Di dalamnya ada beberapa poin penting yang saya bisa ambil. Pertama, menulis itu bisa dilakukan oleh semua orang. Tinggal wujudkan apa yang di pikiran kita ke dalam tulisan. Di dalam film itu semua peserta kelas menulis diwajibkan untuk selalu membuat recap tentang apa yang mereka kerjakan di hari itu. Easy. Untuk hal ini generasi X sering melakukannya di buku catatan harian alias diary. Dan sekaligus ini masuk ke poin kedua, yaitu latihan.

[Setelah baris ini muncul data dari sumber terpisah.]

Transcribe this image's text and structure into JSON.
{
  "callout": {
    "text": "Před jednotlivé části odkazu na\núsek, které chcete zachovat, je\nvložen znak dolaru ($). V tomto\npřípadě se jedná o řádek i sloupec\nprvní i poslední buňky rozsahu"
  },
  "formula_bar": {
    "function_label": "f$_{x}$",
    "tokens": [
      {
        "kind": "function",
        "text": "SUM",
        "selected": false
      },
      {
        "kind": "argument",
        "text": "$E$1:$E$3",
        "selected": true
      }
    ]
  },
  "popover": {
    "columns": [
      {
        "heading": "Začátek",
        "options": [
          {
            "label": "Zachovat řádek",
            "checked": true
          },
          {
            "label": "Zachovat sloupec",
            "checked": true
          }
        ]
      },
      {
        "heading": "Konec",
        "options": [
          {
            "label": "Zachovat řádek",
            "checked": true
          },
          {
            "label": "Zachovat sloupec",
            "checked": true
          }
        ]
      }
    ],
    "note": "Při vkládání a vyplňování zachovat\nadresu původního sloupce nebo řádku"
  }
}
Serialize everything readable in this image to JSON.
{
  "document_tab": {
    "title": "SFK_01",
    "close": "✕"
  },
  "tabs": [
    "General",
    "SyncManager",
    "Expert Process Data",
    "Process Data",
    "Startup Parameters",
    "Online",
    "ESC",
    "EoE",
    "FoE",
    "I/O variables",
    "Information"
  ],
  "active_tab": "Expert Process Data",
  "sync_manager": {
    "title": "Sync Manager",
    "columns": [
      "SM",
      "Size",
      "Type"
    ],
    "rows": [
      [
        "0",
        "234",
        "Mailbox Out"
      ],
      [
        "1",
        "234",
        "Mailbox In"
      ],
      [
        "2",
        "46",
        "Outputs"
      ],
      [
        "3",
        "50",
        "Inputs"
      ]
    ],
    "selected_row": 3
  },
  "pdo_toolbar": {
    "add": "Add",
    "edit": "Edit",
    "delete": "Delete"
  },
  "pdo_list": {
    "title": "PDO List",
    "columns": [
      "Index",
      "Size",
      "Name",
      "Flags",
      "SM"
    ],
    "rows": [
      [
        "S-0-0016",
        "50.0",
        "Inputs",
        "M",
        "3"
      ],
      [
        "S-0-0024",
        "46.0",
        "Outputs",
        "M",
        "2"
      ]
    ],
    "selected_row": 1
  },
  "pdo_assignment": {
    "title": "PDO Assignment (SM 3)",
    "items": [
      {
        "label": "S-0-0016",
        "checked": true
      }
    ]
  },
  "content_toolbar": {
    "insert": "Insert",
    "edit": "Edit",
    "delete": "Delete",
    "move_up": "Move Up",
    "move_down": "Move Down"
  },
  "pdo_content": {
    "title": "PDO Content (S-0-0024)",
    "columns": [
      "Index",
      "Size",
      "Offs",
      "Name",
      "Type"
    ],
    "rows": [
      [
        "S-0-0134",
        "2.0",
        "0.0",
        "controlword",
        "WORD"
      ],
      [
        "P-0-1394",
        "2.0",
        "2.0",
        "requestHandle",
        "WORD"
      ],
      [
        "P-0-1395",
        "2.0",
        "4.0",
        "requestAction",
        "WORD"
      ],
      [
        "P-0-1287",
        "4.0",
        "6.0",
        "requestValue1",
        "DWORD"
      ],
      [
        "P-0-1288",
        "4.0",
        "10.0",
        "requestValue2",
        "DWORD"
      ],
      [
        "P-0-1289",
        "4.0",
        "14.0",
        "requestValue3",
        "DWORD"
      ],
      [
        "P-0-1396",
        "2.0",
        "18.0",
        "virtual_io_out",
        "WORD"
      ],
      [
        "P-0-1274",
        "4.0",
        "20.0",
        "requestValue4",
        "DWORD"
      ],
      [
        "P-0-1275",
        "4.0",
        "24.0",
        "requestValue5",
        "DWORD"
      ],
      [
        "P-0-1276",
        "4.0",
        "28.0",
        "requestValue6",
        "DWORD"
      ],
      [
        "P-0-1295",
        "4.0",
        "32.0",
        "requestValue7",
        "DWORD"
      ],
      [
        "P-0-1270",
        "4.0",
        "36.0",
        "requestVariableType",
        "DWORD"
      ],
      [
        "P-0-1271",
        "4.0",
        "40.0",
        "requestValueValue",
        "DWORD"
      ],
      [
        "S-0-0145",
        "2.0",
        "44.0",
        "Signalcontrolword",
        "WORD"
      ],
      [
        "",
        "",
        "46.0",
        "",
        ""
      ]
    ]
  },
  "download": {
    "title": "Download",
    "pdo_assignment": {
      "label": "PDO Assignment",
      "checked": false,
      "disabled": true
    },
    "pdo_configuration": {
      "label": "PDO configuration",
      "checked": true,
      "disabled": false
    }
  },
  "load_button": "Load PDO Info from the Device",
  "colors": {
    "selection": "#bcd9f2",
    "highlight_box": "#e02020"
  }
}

Alah bisa karena biasa. Pekerjaan sesulit apapun akan bisa dikerjakan kalau kita sering mengulang-ulang. Saya teringat saat saya pertama kali melakukan edit video. Untuk durasi 3 menit saja saya baru bisa selesaikan dalam waktu 8 jam lebih. Ini karena saya belum familiar dengan tools dan interface aplikasi editing itu. Ditambah dikerjakannya di iMac, alat yang baru saya lihat. Sangat berbeda dengan komputer Windows. Tapi setelah saya terbiasa dengan tools dan interface aplikasinya, terbiasa dengan pekerjaannya, terbiasa dengan ritmenya, maka edit video dengan durasi 3 menit itu bisa dikerjakan dalam waktu setengah jam saja.
Artinya apa? Membiasakan diri saja. Karena kita bukanlah akademisi, jurnalis, novelis atau scriptwriter menulis menjadi pekerjaan yang kesekian setelah pekerjaan-pekerjaan kita lainnya. Makanya akan perlu usaha lebih besar untuk menuliskan isi kepala kita dengan pemilihan kata yang dirasa tepat mewakilinya.
Yang terakhir, banyak membaca. Selain membuka wawasan berpikir, juga dapat memberikan kita referensi gaya penulisan. Mau menjadi penulis cerpen maka sering-seringlah membaca karya-karya cerpenis.
Jadi, siapa bilang menulis itu susah? Kita saja yang belum terbiasa makanya kita anggap susah.